The 300 HAMR is very accurate because the twist rate pertains to a set bullet length and velocity. However, the 300 blk was designed for both supersonic and subsonic ammo, making the twist rate a bit vague. 

Photo credit: firearmsnews.com

Tactical and Defense Operations

The .300 blk was designed to be used as a tactical round for special forces working with SBRs. It is an amazing cartridge for use with heavy subsonic loads (up to 220 grains), and it can deliver its full potential in a short nine-inch barrel. 

The 300 HAMR is a faster and more powerful round, but it is more inclined towards supersonic performance and only allows bullets as heavy as 150 grains. Additionally, both these rounds are capable of penetrating body armor, which makes them even more suitable for such uses. 

Home or Ranch Defense

I’d say that both these rounds are quite overpowered for home defense applications. Since these .30 caliber rounds can easily penetrate obstacles, you are very likely to put innocent lives into jeopardy. However, if you were living on a ranch with lots of open space and almost negligent possibilities of bystanders, these rounds are great to tackle two as well as four legged hostiles. Additionally, these are also a great option for survival and self-defense rounds when you are out in the woods. 

300 HAMR vs 300 Blackout: Costs, Availability, & Compatibility

Now check out the realistics related to the costs, available options, and the real in’s and out’s of owning these rounds.

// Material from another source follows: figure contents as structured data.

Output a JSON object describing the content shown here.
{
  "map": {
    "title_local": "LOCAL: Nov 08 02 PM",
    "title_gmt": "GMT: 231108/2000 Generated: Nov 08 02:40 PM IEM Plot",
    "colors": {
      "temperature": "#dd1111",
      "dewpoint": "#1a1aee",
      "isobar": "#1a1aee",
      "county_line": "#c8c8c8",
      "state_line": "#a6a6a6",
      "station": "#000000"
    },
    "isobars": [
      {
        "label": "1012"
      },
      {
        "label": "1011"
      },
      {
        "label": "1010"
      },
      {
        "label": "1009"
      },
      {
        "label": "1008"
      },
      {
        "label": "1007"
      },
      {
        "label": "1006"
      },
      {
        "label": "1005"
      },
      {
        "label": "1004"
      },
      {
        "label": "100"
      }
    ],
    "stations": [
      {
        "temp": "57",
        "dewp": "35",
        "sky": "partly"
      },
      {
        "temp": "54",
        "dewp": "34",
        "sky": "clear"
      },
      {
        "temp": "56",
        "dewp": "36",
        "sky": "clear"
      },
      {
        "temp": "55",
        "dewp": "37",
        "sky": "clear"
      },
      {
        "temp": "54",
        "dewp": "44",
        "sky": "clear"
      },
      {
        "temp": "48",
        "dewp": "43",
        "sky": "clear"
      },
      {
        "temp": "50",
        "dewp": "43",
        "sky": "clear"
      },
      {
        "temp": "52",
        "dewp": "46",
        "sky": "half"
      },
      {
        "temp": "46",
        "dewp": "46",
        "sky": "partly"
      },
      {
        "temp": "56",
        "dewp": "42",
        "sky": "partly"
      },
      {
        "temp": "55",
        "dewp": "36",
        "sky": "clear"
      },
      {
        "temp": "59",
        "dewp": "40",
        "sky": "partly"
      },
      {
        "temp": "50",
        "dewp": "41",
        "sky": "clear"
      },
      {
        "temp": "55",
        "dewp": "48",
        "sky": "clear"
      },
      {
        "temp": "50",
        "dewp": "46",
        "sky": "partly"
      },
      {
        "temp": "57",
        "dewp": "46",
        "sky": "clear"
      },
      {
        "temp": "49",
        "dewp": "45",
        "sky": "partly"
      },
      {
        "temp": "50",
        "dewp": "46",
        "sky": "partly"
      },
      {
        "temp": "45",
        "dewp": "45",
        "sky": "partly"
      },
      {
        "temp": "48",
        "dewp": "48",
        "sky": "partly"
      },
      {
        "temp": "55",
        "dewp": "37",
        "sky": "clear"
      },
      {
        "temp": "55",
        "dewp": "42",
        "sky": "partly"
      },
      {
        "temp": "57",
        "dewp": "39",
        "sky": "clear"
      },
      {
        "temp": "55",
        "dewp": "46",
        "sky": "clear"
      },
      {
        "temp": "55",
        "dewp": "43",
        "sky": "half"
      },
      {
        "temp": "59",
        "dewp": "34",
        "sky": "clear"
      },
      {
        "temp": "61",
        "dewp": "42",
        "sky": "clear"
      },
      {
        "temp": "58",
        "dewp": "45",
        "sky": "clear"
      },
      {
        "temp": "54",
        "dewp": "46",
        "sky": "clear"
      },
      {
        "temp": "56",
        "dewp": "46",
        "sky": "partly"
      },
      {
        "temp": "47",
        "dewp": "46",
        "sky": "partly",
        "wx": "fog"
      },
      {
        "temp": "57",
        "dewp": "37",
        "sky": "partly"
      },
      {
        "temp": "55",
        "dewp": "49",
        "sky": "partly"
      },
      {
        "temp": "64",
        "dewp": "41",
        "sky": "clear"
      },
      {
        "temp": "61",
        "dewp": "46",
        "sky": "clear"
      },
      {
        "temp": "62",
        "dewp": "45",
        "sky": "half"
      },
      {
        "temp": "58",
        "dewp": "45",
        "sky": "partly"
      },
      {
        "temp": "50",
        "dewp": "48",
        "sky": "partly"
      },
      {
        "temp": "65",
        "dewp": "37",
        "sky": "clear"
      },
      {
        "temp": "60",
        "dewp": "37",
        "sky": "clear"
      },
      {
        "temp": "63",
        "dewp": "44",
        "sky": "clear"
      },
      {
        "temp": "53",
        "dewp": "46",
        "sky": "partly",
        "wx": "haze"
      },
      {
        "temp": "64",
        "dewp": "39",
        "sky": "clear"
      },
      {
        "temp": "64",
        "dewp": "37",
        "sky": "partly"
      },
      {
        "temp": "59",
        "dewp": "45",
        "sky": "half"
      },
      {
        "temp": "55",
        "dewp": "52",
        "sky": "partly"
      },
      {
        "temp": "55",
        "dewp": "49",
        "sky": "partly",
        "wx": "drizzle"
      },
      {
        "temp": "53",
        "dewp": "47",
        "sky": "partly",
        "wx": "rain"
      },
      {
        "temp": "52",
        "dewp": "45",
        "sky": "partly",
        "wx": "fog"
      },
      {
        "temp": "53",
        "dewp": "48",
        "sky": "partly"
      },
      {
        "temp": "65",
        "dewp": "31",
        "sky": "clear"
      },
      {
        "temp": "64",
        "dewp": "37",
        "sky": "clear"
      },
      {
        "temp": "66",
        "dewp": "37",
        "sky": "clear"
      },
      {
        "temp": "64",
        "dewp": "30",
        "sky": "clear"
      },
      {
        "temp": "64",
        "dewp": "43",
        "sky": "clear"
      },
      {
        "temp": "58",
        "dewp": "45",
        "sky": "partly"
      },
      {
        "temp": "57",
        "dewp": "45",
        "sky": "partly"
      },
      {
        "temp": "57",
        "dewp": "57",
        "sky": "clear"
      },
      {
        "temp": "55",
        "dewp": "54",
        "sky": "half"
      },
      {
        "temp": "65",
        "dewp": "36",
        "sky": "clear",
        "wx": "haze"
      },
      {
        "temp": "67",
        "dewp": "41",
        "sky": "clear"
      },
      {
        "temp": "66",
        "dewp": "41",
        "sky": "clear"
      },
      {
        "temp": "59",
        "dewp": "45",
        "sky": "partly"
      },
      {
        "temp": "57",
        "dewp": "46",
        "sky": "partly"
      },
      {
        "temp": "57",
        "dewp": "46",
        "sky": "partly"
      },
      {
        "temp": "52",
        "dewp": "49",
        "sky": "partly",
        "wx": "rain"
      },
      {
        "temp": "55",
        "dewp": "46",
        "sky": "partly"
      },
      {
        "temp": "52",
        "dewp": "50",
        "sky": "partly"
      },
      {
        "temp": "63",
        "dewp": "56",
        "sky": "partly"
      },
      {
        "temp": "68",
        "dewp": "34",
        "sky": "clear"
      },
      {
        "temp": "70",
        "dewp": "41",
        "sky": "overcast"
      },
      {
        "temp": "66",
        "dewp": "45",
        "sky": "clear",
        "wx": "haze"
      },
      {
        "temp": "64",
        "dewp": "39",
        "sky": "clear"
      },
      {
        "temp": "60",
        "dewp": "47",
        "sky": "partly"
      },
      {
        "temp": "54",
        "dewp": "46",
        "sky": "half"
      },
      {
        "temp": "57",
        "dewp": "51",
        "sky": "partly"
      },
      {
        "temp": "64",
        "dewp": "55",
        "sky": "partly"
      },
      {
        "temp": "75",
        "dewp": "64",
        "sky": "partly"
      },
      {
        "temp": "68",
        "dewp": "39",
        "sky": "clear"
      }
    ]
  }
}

Costly and Available vs Rare

The 300 blk has been on the market for slightly more than a decade and being an AR-15 easy replacement cartridge, it has picked up a lot of popularity. To the extent that the ammo is readily available and can be found at almost all gun stores. The ammo costs anywhere between $1.3 to $4 per round and is almost twice as costly as the .223 Rem ammo.

The 300 HAMR has been around for just four years and got approved by SAAMI recently. As of now, only Wilson Combat and one other company manufacture ammo, and it costs between $1.5 to $1.8 per round. The 300 HAMR costs less than the 300 blk, however, you can only find the ammo though Wilson Combat on their online store.

Extensive Customizability 

Both these rounds were designed to easily convert an AR-15 into a .30 caliber rifle. Wilson Combat has come up with a magazine that can hold 300 blk, 300 HAMR, and .223 Rem rounds so you don’t have to carry different mags. Being made for the AR-15 platform, the possibilities for customization and aftermarket upgrades are almost endless. 

Bottom Line

The 300 blk was designed for tactical uses by special forces as a hard-hitting round that could quickly replace the 5.56/.223 with the swap of a barrel and magazine. This round can achieve terminal performance with just nine inches or barrel length and can work with both supersonic and subsonic ammo. In fact, it is one of the best rounds for use with SBR and suppressors. 

The 300 HAMR is an enhanced version of the 300 blk, designed to achieve the ballistics performance of the .30-30 Winchester. It is a slightly bigger and high-powered version of the 300 blk with better ballistics (trajectory, velocity, and energy) and more stopping power. It is an amazing round for hunting medium game and the potential to down big game within an appropriate range.